To hand someone your business card is to say, "remember me." What more incongruous building block could one find to construct the above quotation from the Meditations of Marcus Aurelius regarding the ultimate futility of human endeavor? Meditation 7.21 consists of more than 9000 one-of-a-kind business cards collected from the United States and abroad during the past few years. Earnestly reflected in these cards are the worldly accomplishments and aspirations of those they represent. In them one can find the facts of our existence: name, occupation, title, address, phone-fax-e-mail, nickname, motto, logo, etc. In them one can read the details of our busy lives--things bought and sold, services rendered, claims and guarantees made. And in their color, texture, type style and layout one can even find a record of our far-ranging aesthetic sensibilities.

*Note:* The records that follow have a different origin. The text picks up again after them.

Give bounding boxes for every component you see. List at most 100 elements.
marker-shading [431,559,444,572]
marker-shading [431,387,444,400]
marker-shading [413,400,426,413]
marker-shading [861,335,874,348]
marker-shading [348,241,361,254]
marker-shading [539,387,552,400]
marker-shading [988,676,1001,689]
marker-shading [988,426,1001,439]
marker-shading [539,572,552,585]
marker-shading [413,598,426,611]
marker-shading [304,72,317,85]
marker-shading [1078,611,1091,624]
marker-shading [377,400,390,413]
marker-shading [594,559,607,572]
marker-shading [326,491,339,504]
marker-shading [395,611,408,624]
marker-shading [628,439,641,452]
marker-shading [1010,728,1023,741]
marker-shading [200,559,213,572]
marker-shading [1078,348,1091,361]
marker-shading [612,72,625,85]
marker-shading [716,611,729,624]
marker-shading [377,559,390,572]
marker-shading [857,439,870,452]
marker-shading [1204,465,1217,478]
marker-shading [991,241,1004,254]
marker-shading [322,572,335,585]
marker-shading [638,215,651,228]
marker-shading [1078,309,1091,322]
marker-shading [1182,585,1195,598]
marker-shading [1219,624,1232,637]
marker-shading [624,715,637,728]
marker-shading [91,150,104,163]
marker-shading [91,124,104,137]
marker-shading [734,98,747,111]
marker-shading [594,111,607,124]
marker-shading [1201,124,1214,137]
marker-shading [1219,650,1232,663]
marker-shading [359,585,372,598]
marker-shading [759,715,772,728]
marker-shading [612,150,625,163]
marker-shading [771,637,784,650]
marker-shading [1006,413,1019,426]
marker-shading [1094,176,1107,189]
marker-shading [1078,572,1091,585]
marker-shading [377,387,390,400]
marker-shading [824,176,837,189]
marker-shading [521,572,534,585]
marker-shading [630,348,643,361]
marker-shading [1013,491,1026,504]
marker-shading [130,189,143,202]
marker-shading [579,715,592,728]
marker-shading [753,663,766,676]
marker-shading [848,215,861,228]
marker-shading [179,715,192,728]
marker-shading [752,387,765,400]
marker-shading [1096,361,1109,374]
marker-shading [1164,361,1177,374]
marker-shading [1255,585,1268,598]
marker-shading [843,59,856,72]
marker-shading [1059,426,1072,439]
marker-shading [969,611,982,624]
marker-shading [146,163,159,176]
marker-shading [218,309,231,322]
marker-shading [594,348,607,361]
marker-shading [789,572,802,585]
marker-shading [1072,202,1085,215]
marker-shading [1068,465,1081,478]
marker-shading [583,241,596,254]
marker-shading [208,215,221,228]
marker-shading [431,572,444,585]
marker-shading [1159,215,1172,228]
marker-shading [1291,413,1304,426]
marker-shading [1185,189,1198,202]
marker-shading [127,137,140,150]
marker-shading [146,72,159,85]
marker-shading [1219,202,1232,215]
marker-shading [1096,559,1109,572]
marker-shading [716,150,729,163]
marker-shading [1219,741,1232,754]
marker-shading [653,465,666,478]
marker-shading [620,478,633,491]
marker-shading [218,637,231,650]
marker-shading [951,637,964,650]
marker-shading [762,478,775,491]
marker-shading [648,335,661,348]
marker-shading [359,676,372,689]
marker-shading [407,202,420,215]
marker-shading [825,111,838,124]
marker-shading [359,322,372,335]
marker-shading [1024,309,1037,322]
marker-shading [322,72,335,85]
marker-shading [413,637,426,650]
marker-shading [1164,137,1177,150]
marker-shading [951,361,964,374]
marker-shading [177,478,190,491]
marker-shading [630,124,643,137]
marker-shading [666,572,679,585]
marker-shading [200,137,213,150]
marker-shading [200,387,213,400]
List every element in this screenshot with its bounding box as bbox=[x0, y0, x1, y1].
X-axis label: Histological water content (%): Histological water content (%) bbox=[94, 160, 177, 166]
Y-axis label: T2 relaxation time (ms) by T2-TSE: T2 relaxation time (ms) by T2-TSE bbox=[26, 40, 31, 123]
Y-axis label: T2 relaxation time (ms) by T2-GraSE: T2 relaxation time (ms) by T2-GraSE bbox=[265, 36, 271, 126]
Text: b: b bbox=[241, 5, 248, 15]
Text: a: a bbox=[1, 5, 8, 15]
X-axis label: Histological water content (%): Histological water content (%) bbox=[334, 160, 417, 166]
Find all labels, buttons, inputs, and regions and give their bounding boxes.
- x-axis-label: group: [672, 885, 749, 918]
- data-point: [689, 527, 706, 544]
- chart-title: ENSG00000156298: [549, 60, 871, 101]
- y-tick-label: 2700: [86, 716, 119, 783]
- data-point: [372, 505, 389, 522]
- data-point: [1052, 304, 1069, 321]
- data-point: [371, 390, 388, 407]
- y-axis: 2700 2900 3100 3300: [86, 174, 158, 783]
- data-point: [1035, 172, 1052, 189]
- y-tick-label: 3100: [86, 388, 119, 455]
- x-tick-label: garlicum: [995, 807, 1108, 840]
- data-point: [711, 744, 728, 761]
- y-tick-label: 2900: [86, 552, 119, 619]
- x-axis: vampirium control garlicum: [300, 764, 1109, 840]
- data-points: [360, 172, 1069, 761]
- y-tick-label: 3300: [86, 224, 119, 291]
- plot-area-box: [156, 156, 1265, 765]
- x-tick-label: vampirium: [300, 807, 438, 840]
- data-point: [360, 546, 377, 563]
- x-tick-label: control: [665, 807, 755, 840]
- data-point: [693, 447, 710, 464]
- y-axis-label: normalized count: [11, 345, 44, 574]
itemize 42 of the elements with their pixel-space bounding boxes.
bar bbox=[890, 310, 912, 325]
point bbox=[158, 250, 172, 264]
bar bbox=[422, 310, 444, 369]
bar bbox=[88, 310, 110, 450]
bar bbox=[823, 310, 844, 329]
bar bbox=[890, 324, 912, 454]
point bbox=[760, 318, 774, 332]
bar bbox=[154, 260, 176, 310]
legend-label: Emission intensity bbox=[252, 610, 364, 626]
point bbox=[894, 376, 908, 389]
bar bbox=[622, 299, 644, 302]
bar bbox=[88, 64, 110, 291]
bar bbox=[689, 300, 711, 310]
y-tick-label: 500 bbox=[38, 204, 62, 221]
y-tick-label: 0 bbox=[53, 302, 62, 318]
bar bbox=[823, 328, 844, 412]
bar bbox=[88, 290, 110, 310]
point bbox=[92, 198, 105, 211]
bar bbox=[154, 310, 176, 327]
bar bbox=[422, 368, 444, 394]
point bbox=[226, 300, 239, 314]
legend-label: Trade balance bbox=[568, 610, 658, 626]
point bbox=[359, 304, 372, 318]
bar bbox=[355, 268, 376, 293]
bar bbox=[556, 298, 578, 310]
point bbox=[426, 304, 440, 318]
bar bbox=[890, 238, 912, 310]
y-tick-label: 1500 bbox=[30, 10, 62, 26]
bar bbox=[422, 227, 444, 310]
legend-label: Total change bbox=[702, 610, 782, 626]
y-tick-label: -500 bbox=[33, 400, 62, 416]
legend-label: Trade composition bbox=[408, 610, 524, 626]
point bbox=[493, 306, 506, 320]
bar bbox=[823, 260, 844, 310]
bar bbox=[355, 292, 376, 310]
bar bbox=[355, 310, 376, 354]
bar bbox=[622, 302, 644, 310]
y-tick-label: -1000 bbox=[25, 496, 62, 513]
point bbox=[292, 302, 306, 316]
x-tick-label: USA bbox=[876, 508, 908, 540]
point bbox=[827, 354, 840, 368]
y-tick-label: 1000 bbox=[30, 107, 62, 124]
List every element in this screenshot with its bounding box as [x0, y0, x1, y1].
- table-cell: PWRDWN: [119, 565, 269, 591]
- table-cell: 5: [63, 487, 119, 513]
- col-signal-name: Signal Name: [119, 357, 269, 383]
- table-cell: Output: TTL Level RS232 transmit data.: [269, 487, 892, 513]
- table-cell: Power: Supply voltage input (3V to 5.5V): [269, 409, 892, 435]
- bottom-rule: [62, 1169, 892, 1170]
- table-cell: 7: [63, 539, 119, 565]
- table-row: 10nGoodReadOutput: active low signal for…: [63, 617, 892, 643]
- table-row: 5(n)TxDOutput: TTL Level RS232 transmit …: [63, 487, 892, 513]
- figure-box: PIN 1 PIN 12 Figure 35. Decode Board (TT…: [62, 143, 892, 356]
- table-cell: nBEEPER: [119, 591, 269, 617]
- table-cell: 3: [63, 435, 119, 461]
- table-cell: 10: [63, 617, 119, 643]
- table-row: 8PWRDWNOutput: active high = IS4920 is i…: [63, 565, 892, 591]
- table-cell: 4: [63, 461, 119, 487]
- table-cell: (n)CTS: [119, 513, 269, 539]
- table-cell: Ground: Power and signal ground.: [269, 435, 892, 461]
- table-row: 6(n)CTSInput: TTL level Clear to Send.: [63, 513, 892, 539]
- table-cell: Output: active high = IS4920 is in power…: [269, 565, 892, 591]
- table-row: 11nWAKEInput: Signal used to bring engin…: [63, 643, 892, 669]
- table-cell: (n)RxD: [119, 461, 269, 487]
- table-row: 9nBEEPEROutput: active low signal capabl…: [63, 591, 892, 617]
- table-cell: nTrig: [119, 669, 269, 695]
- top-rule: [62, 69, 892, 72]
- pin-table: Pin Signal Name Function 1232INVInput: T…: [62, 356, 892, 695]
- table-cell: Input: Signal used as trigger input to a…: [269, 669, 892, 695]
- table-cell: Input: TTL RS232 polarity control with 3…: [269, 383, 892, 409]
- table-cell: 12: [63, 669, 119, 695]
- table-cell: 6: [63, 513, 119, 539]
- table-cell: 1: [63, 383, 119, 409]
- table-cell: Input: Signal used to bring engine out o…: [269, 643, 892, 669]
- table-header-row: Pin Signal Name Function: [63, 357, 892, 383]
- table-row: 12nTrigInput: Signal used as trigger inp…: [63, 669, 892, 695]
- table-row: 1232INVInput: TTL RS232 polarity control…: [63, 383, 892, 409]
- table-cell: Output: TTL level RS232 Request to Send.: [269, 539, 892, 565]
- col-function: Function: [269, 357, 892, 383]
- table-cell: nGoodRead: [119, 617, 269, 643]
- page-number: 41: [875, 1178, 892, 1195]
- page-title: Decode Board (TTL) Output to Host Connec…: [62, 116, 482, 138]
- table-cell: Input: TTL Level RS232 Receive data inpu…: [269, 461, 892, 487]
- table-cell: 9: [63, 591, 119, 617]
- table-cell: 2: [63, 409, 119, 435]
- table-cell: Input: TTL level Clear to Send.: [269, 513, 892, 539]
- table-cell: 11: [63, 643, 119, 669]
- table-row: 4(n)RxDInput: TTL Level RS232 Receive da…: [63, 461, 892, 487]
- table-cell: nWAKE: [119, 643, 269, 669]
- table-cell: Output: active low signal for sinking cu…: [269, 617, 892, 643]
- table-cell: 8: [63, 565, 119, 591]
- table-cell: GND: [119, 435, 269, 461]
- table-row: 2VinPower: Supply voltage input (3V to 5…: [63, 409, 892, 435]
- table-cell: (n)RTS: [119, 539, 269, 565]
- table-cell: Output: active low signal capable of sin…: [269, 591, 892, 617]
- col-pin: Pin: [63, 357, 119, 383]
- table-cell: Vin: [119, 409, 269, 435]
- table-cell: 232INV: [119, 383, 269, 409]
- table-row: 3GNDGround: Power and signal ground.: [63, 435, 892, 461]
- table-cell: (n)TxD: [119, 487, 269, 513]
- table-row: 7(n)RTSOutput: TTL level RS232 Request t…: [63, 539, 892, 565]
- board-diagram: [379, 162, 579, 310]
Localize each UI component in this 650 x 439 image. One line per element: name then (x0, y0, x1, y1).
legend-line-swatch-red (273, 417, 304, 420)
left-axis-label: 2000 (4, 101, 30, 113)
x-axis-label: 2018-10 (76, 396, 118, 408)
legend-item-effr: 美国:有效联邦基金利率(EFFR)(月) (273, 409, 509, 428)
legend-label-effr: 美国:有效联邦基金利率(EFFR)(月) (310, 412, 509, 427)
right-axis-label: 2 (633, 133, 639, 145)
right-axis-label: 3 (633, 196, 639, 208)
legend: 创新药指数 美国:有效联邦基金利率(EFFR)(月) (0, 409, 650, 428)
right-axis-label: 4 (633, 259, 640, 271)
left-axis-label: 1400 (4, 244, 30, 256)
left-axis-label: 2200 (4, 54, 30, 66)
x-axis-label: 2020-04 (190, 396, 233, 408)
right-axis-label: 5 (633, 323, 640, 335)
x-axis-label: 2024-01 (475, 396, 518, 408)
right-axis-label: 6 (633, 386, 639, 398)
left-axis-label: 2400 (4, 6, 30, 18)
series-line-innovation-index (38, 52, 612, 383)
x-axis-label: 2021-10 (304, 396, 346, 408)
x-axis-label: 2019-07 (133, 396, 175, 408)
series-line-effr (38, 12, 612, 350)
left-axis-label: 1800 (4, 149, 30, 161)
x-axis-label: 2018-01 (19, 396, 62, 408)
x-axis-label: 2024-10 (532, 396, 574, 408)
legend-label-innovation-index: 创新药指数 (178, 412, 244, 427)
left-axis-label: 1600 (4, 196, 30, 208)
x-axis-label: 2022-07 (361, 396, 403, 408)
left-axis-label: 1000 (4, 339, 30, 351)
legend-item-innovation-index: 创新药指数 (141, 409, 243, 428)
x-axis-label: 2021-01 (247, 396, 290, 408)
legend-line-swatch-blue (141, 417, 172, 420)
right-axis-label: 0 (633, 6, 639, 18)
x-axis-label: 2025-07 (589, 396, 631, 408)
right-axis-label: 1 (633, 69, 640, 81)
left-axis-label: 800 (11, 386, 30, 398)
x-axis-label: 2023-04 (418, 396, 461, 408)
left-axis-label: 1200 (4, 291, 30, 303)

The endless combinations of information and design result in the seemingly impossible. Like fingerprints, no two business cards are alike. Given the same standard format, each card somehow becomes a unique, pocket-sized self-portrait. Gathered together on an enormous bulletin board, they form a mosaic of human enterprise both awesome and, when seen in the light of Aurelius' stark reminder, absurd. Yet despite the overriding presence of the Roman emperor's irrefutable reflection, Meditation 7.21 should not necessarily be construed as pessimistic or despairing. Like life itself, this paper microcosm is subject to multiple interpretations. Yes, there is something inherently sad and pathetic about all of our busy, earthly effort in the face of certain death. But there is also something heartwarming, noble, and beautiful about it. The presence of so much confetti signals a celebration, albeit a bittersweet one.